Three weeks ago, 130 scientists, entrepreneurs and policy leaders held an invitation-only, closed-door meeting at Harvard University to discuss an ambitious plan to create synthetic human genomes. Now, after a flurry of criticism over the secrecy of the effort, the participants have published their idea, declaring that they're launching a project to radically reduce the cost of synthesizing genomes -- a potentially revolutionary development in biotechnology that could enable technicians to grow human organs for transplantation.
The announcement, published Thursday in the journal Science, is the latest sign that biotechnology is going through a rapidly advancing but ethically fraught period.

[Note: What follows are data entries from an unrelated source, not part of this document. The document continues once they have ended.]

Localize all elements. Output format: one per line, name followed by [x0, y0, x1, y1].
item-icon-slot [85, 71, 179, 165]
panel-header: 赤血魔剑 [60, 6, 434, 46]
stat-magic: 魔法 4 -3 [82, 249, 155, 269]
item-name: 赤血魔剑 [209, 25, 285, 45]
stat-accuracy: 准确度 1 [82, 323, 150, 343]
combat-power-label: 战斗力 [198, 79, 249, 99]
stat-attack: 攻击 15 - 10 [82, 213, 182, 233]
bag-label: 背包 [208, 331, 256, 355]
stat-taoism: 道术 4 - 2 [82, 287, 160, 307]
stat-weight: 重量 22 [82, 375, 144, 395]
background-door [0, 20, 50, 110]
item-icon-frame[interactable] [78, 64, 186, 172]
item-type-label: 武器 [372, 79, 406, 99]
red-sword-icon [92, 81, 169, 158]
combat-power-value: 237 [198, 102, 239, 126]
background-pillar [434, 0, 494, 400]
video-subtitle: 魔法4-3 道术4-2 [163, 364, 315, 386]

Ref: The Genome Project–Write. Science (2 June 2016) | DOI: 10.1126/science.aaf6850
The Human Genome Project (“HGP-read”) nominally completed in 2004 aimed to sequence the human genome and improve technology, cost, and quality of DNA sequencing (1, 2). It was biology’s first genome-scale project, and at the time was considered controversial by some. Now it is recognized as one of the great feats of exploration, one that has revolutionized science and medicine.
Although sequencing, analyzing, and editing DNA continue to advance at breakneck pace, the capability to construct DNA sequences in cells is mostly limited to a small number of short segments, restricting the ability to manipulate and understand biological systems. Further understanding of genetic blueprints could come from construction of large, gigabase (Gb)–sized animal and plant genomes, including the human genome, which would in turn drive development of tools and methods to facilitate large-scale synthesis and editing of genomes. To this end, we propose the Human Genome Project–Write (HGP-write).